Visualization: a powerful tool, learned the hard way

During my second year of university football I tore my ACL. It was a painful setback, physically; what I didn’t realize was the hardest part of the rehab was going to be mental. My body responded but I still had a fear of simple things like running and jumping. The mental block left me paralyzed as soon as I hit the field.

What proved to be the catalyst in getting back on the field actually had nothing to do with being anywhere near it – it was time spent on my own, with just my thoughts. I learned the practice of deep visualization. This behaviour started to transcend sport, and now, years after I’ve stepped foot on a field, remains an important tool.
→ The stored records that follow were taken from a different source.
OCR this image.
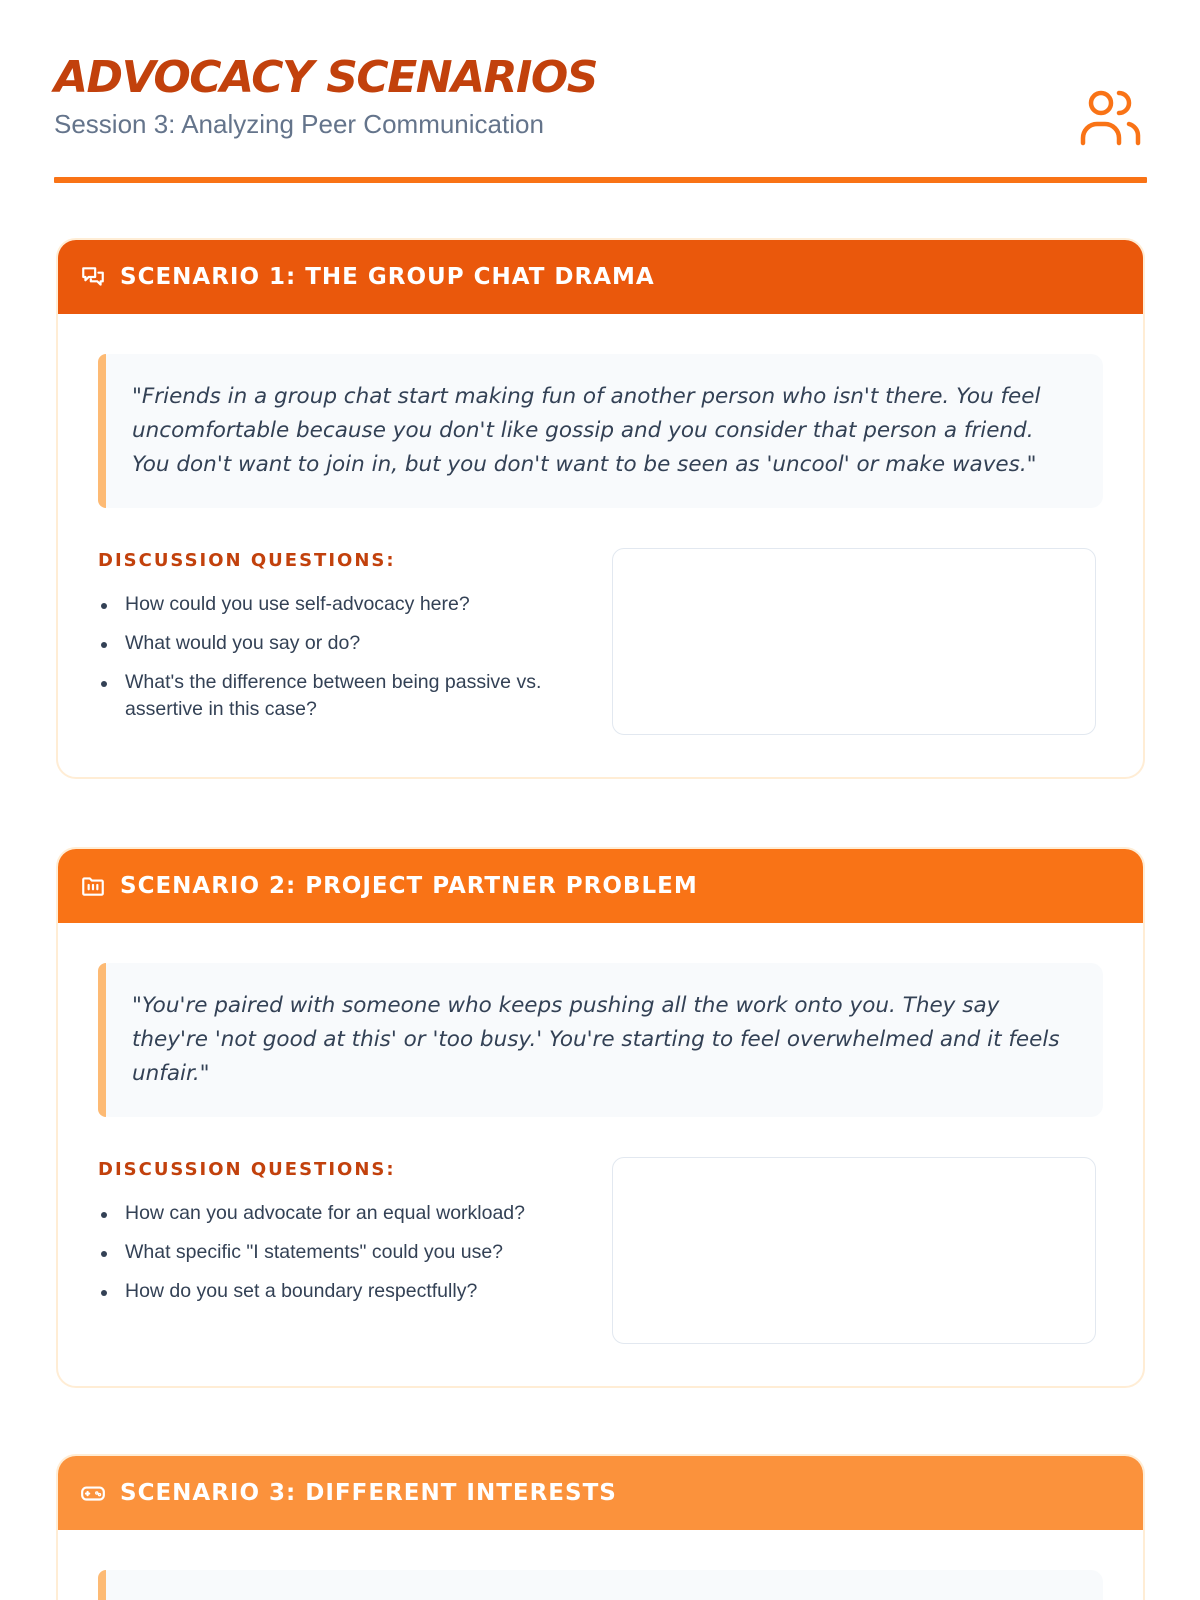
ADVOCACY SCENARIOS
Session 3: Analyzing Peer Communication
SCENARIO 1: THE GROUP CHAT DRAMA
"Friends in a group chat start making fun of another person who isn't there. You feel uncomfortable because you don't like gossip and you consider that person a friend. You don't want to join in, but you don't want to be seen as 'uncool' or make waves."
DISCUSSION QUESTIONS:
How could you use self-advocacy here?
What would you say or do?
What's the difference between being passive vs. assertive in this case?
SCENARIO 2: PROJECT PARTNER PROBLEM
"You're paired with someone who keeps pushing all the work onto you. They say they're 'not good at this' or 'too busy.' You're starting to feel overwhelmed and it feels unfair."
DISCUSSION QUESTIONS:
How can you advocate for an equal workload?
What specific "I statements" could you use?
How do you set a boundary respectfully?
SCENARIO 3: DIFFERENT INTERESTS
Visualization is common in sport. You see numerous examples of professional athletes  on the sidelines, visualizing the anticipated flow of the game. They’re envisioning themselves making plays and conversely, what their opponents are apt to do. I took this approach in my rehab process, only it started with even more simple things like running or jumping. These basic movements needed to be relearned as second nature as I had gone months without practicing – I was like a baby giraffe. As I got comfortable performing these basic movement for real, the visualization extended to more reactive experiences, like what it will be like when I’m playing against and opponent and I don’t control all the variables. This was the toughest hurdle because I needed to be able to react without thinking, however, I couldn’t do that because all of my focus and energy was on preserving this surgically repaired knee, even after it was completely healthy.
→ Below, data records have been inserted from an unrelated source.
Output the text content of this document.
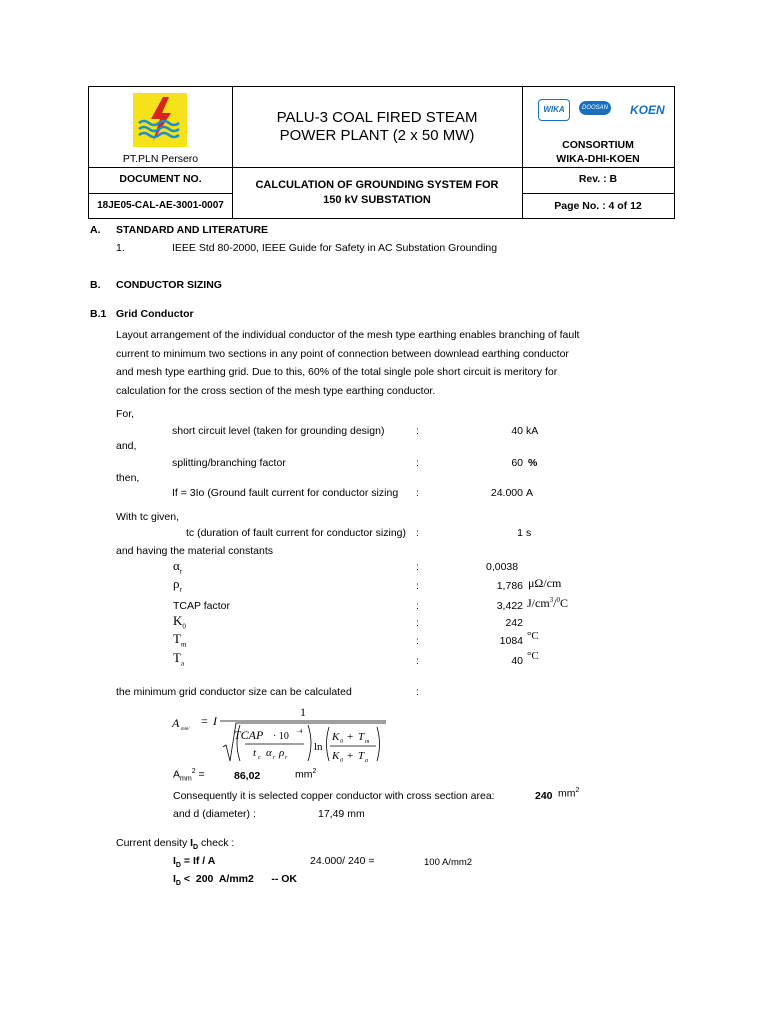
PT.PLN Persero
PALU-3 COAL FIRED STEAM
POWER PLANT (2 x 50 MW)
WIKA	DOOSAN KOEN
CONSORTIUM
WIKA-DHI-KOEN
DOCUMENT NO.
18JE05-CAL-AE-3001-0007
CALCULATION OF GROUNDING SYSTEM FOR
150 kV SUBSTATION
Rev. : B
Page No. : 4 of 12
A. STANDARD AND LITERATURE
1.	IEEE Std 80-2000, IEEE Guide for Safety in AC Substation Grounding
B. CONDUCTOR SIZING
B.1 Grid Conductor
Layout arrangement of the individual conductor of the mesh type earthing enables branching of fault
current to minimum two sections in any point of connection between downlead earthing conductor
and mesh type earthing grid. Due to this, 60% of the total single pole short circuit is meritory for
calculation for the cross section of the mesh type earthing conductor.
For,
short circuit level (taken for grounding design)	:	40 kA
and,
splitting/branching factor	:	60 %
then,
If = 3Io (Ground fault current for conductor sizing	:	24.000 A
With tc given,
tc (duration of fault current for conductor sizing) :	1 s
and having the material constants
$\alpha_r$	:	0,0038
$\rho_r$	:	1,786 μΩ/cm
TCAP factor	:	3,422 $J/cm^3/^0C$
$K_0$	:	242
$T_m$	:	1084 °C
$T_a$	:	40 °C
the minimum grid conductor size can be calculated	:
A mm²
= I
1
TCAP · 10 −4
t c α r ρ r
ln
K 0 + T m
K 0 + T a
$A_{mm}^2$ =	86,02	$mm^2$
Consequently it is selected copper conductor with cross section area:	240 $mm^2$
and d (diameter) :	17,49 mm
Current density $I_D$ check :
$I_D = If / A$	24.000/ 240 =	100 A/mm2
$I_D < 200$  A/mm2      -- OK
This was an immersive experience – I would get lost in my thoughts for hours at a time, playing out every permutation of every possible play. These sessions started bleeding into other areas of my life. I would visualize the presentation I had to give (known variable – I know what I’m going to say) and like the rehab process, started visualizing anticipated questions (unknown variables – I don’t know what people are going to ask).
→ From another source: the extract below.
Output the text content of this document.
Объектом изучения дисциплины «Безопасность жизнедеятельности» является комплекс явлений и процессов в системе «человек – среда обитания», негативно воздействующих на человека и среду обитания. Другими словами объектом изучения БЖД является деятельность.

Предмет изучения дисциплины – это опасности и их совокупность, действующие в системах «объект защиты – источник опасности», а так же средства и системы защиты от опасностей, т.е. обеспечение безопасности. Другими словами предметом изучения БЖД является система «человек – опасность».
This extended to other areas in my personal and professional life. Simple things like a quick meeting with colleagues – I spend a few minutes beforehand, visualizing the objective of the meeting, what I want to communicate and what I anticipate from my peers. This keeps me focused on the objective and ready to engage in productive conversation. This does not mean I always have all the answers, or am inflexible to go down rabbit holes of emergent thoughts/ideas. No one likes a know-it-all and some of the best ideas comes from tangents.

I’ve found this to be an effective tool in areas where there is a specific objective but can be over utilized. It can often undermine serendipitous encounters or break the flow of a fluid conversation with no agenda. Some of the greatest outcomes are born out of chance encounters, and the best way to get the most of a chance encounter is to let go and go with the flow. The key is a balance of anticipation without rigidity.

An example of me failing at this: I tried to visualize a date before it unfolded, and that ended poorly. I believe the back-channel feedback I got from a mutual friend was: “he seemed like he was interviewing me”. I had played out the date prior to picking her up, envisioning all the things I wanted to learn about her (a well intentioned objective!), but rather than let those emerge from conversation, I started going through a series of questions. Needless to say we did not have a second date; although I’m sure she nailed her next job interview…

It is clearly not a one-size-fits-all practice, and should be applied to situations judiciously and with a level of personal nuance. I have found this to be helpful for me as I go through the daily flow of life. I spend some time before I go to bed, visualizing the day ahead, the objective outcomes and the anticipated challenges. I do the same when I wake up, and again before any specific events i.e. a presentation or important meeting. This is all part of the internalization process and I’ve found that doing this actually gives me more flexibility for unknown variables because the known variables are almost second nature.

I hope this resonates with some, and I would encourage anyone who doesn’t practice this to give it a try.